Grafana

Component Category

Monitoring and debugging / visualization

Component Description

Grafana is the visualization and dashboarding layer for metrics, logs, and traces.

Why It Is Used

In BullSequana AI Runtime, Grafana gives operators a unified way to explore platform telemetry, build dashboards, and investigate reliability or performance issues.

How Dashboards Are Provisioned

In the current BullSequana AI cluster, Grafana dashboards are provisioned from Kubernetes ConfigMap resources labeled with grafana_dashboard=1.

The running Grafana instance is configured with the following core data sources:

Prometheus for metrics
Loki for logs
Tempo for traces

The dashboard inventory below reflects the live cluster state observed on 2026-04-17. Individual deployments can differ depending on which platform services and workloads are installed.

How To Navigate The Current Dashboard Set

Use the platform-wide Kubernetes views first when you need to understand cluster-level saturation, namespace pressure, or node health. Move to component-specific dashboards when you already know which subsystem is degraded and need service-level signals such as API latency, workflow failures, cache pressure, or GPU usage.

For most investigations, the practical flow is:

Start with Kubernetes / Views / Global, Namespaces, or Nodes.
Narrow down into the affected service area such as ingress, storage, workflows, or identity.
Use the logs and traces data sources in Grafana to correlate the metrics view with Loki or Tempo when needed.

Current Dashboard Inventory

Kubernetes Platform Views

`Kubernetes / Views / Global`

This is the broadest cluster overview. It answers whether the platform is under general CPU or memory pressure and how many nodes and namespaces are currently contributing to load.

Main filters: cluster, resolution, job

Typical panels: overview, global CPU usage, global RAM usage, node count, Kubernetes resource count, namespace distribution

`Kubernetes / Views / Namespaces`

Use this dashboard when the problem is isolated to a namespace or tenant area. It shows how namespace-level workloads consume cluster CPU and memory and which pods dominate that usage.

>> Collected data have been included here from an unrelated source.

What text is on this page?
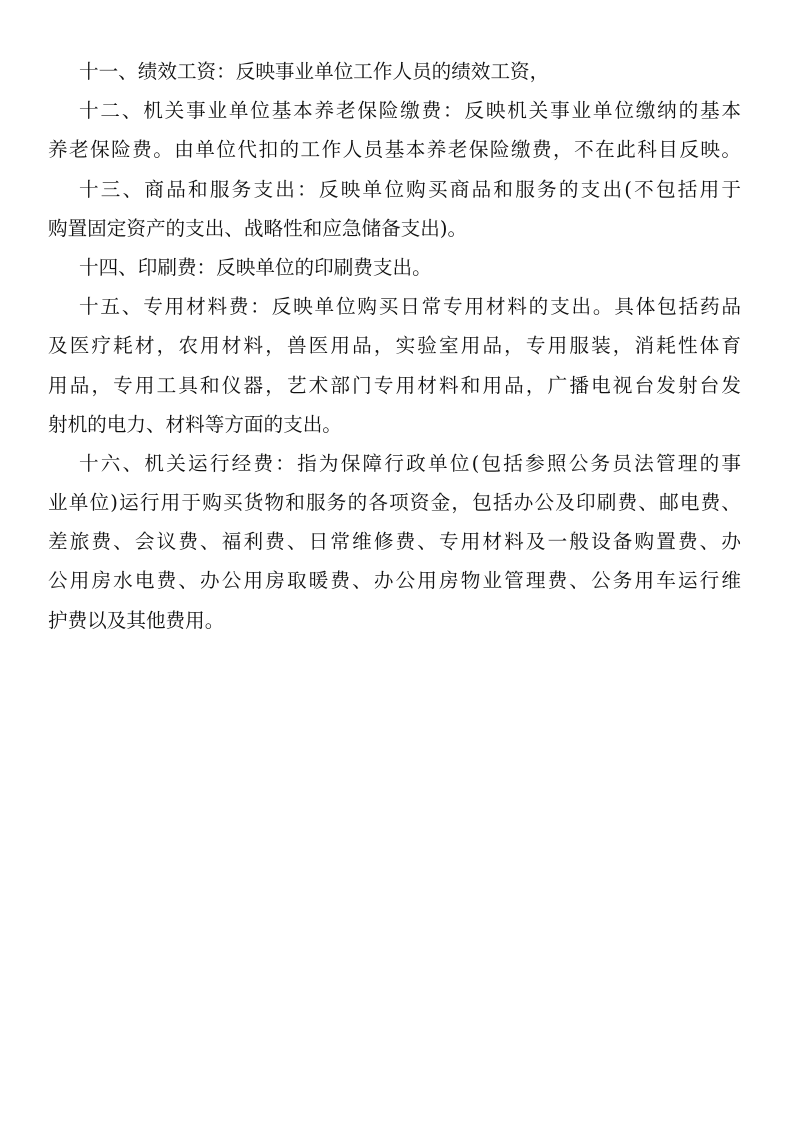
十一、绩效工资：反映事业单位工作人员的绩效工资，
十二、机关事业单位基本养老保险缴费：反映机关事业单位缴纳的基本
养老保险费。由单位代扣的工作人员基本养老保险缴费，不在此科目反映。
十三、商品和服务支出：反映单位购买商品和服务的支出(不包括用于
购置固定资产的支出、战略性和应急储备支出)。
十四、印刷费：反映单位的印刷费支出。
十五、专用材料费：反映单位购买日常专用材料的支出。具体包括药品
及医疗耗材，农用材料，兽医用品，实验室用品，专用服装，消耗性体育
用品，专用工具和仪器，艺术部门专用材料和用品，广播电视台发射台发
射机的电力、材料等方面的支出。
十六、机关运行经费：指为保障行政单位(包括参照公务员法管理的事
业单位)运行用于购买货物和服务的各项资金，包括办公及印刷费、邮电费、
差旅费、会议费、福利费、日常维修费、专用材料及一般设备购置费、办
公用房水电费、办公用房取暖费、办公用房物业管理费、公务用车运行维
护费以及其他费用。
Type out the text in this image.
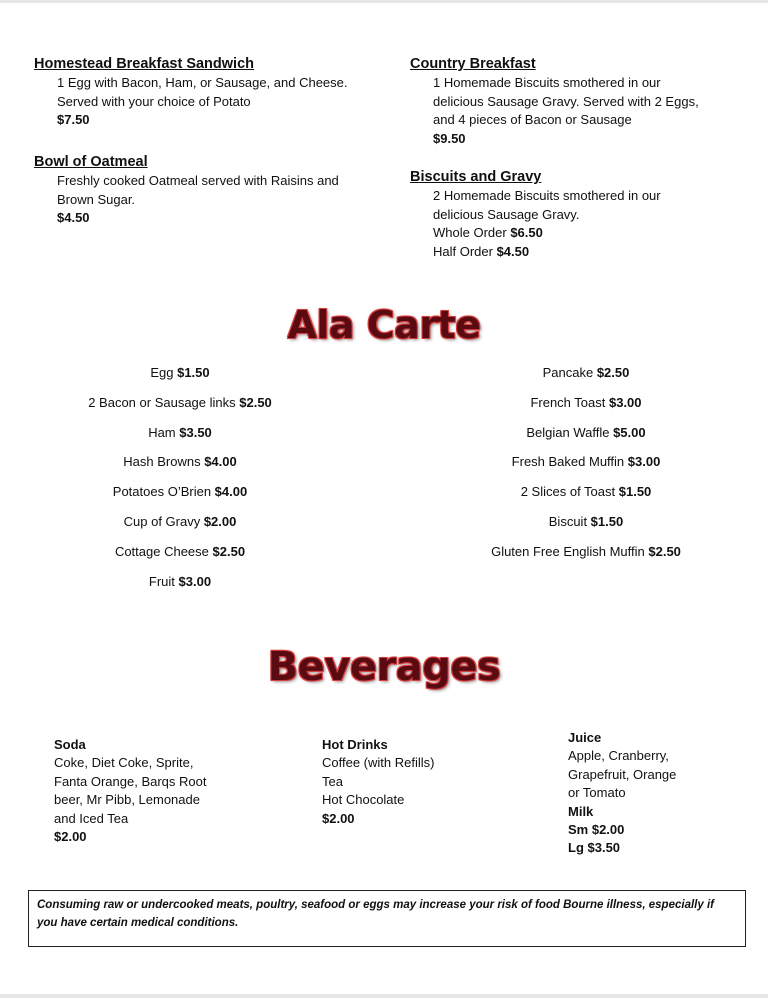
Homestead Breakfast Sandwich
1 Egg with Bacon, Ham, or Sausage, and Cheese.
Served with your choice of Potato
$7.50
Bowl of Oatmeal
Freshly cooked Oatmeal served with Raisins and
Brown Sugar.
$4.50
Country Breakfast
1 Homemade Biscuits smothered in our
delicious Sausage Gravy. Served with 2 Eggs,
and 4 pieces of Bacon or Sausage
$9.50
Biscuits and Gravy
2 Homemade Biscuits smothered in our
delicious Sausage Gravy.
Whole Order $6.50
Half Order $4.50
Ala Carte
Egg $1.50
2 Bacon or Sausage links $2.50
Ham $3.50
Hash Browns $4.00
Potatoes O’Brien $4.00
Cup of Gravy $2.00
Cottage Cheese $2.50
Fruit $3.00
Pancake $2.50
French Toast $3.00
Belgian Waffle $5.00
Fresh Baked Muffin $3.00
2 Slices of Toast $1.50
Biscuit $1.50
Gluten Free English Muffin $2.50
Beverages
Soda
Coke, Diet Coke, Sprite,
Fanta Orange, Barqs Root
beer, Mr Pibb, Lemonade
and Iced Tea
$2.00
Hot Drinks
Coffee (with Refills)
Tea
Hot Chocolate
$2.00
Juice
Apple, Cranberry,
Grapefruit, Orange
or Tomato
Milk
Sm $2.00
Lg $3.50
Consuming raw or undercooked meats, poultry, seafood or eggs may increase your risk of food Bourne illness, especially if you have certain medical conditions.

Main filters: cluster, namespace, resolution, created_by

Typical panels: namespace CPU share, namespace RAM share, Kubernetes resource count, CPU usage in cores, RAM usage in bytes, CPU usage by pod

`Kubernetes / Views / Nodes`

This dashboard is node-centric. It helps identify imbalanced scheduling, node saturation, and which pods are concentrated on a particular machine.

Main filters: cluster, node, instance, resolution

Typical panels: CPU usage, RAM usage, pods on node, pod list for the selected node, CPU used vs total, RAM used vs total

`Kubernetes / Views / Pods`

Use this when a single pod is suspected. It exposes pod metadata and placement details before you move into logs or service-specific dashboards.

Main filters: cluster, namespace, pod, resolution, job

Typical panels: created by, running on, pod IP, priority class, QoS class, last terminated reason, last terminated exit code

`Namespace Monitoring`

This is a namespace-focused health dashboard that complements the generic Kubernetes namespace view with workload failures and resource-limit-oriented usage.

Main filters: namespace

Typical panels: overview, failures, workload, cores used from limits, top pod CPU from limits, pod CPU usage, memory used from limits

Cluster And Storage Health

`Node Exporter Full`

This is the detailed host and node operating-system dashboard. It is useful after the higher-level node view shows pressure and you need CPU, memory, disk, swap, or pressure details.

Main filters: job, node, diskdevices

Typical panels: quick CPU and memory summary, pressure, CPU busy, system load, RAM used, swap used, root filesystem usage

`Kubernetes / System / API Server`

Use this dashboard to verify whether Kubernetes control-plane API responsiveness is contributing to platform instability.

Main filters: cluster, resolution

Typical panels: API server health, deprecated resource usage, HTTP requests by code, requests by verb, latency by instance, latency by verb, errors by instance

`Kubernetes / System / CoreDNS`

This dashboard helps confirm whether service discovery or DNS resolution is degraded.

Main filters: cluster, instance, protocol, resolution, job

Typical panels: CoreDNS health, CPU usage, memory usage, total DNS requests, average packet size, requests by type, requests by return code, cache hits and misses

`Kubernetes / Persistent Volumes`

Use this dashboard when workloads fail because of volume exhaustion or inode pressure.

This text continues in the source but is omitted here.